In the case of the St Patrick’s Chapel cemetery, however, it looked very much like the past might suddenly be washed away. The skull had been unearthed by a spate of stormy weather, and heightened fears among the trust that other remains might be threatened by the ravages of coastal erosion, despite previous attempts to stabilise the site.
With funding from Cadw, the Welsh Government’s historic environment service, Hemer and Dyfed Archeological Trust quickly assembled a team of volunteers for a three-week excavation. Among the volunteers was Sergeant Smith. “I had intended to stay for a day or two, but the whole project was so well run that I stayed a full ten days. The sense of community involvement in the project was remarkable. I was being stopped in the street and asked by people how the dig was getting on and what we had found.”
“We discovered around 25 burials in stone-lined graves known as cists,” says Dr Hemer. “And because of the nature of the dunes, we were able to see quite clearly the sequence in which the remains had been buried.”
But there were other discoveries that suggest St Patrick’s Chapel has more intriguing secrets buried deep beneath the sea swept dunes. “Those burials cut through an earlier structure,” says a clearly excited Dr Hemer. “We know it is a very large rectangular building, made from quite large boulders, which was clearly in use before the seventh century. But exactly what it is, and how it relates to the rest of the site is a big mystery and one we hope to solve when we conduct another excavation next year.”

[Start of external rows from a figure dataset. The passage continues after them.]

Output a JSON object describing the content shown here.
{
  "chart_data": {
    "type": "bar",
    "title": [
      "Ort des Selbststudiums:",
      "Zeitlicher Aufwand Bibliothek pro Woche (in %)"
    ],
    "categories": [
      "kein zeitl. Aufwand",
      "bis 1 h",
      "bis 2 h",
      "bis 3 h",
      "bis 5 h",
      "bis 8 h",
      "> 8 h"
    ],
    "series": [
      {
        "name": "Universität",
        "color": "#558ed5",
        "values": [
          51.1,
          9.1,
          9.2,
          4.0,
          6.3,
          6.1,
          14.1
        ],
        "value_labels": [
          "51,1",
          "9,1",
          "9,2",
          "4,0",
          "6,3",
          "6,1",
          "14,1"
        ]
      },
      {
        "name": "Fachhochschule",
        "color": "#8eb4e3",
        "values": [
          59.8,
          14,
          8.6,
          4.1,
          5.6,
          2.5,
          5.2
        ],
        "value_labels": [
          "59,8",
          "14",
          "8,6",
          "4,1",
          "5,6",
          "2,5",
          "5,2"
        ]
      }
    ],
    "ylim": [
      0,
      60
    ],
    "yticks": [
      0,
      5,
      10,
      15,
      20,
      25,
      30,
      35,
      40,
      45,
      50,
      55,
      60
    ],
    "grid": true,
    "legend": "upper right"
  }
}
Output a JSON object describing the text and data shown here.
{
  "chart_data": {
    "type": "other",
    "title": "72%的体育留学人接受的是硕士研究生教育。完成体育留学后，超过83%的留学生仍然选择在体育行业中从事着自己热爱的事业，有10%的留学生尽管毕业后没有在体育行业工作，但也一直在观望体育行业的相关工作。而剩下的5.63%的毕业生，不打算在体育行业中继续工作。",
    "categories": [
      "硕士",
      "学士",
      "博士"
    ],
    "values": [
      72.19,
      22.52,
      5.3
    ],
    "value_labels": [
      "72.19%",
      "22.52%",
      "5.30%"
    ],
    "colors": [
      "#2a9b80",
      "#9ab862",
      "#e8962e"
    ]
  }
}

“Among the other important discoveries is the only known example of a cist burial with a cross inscribed grave marker still in situ from this period,” says Dr Hemer. “These findings, along with the discovery of later craft working, and finds which suggest a connection to Ireland, show that St Patrick’s Chapel could be a very significant site in terms of our understanding of early medieval communities in Wales, the development of the church and Christianity in this region, and the connections between Pembrokeshire and beyond.”
We called on Katie because we have a longstanding working relationship with her and she is an acknowledged expert in using scientific methods to unlock the secrets stored in human remains,
Ken Murphy, Trust Director, Dyfed Archaeological Trust
With support from the University of Sheffield’s Impact, Innovation and Knowledge Exchange (IIKE) funding, Dr Hemer was able to use the project to reach out to a much wider audience.
“We had guided tours of the dig every hour which attracted more than 1,000 visitors to the site during the excavation,” she says. This, coupled with a daily dig diary on the Internet, allowed the wider community to keep up to date with events.
A soon-to-be-published film of the excavation provides a striking visual documentary of the work that went into the project. “But the high point for me was an installation and exhibition at St David’s Cathedral which really raised awareness of what we have been doing. This culminated in a one-day conference for everyone involved in the excavation.”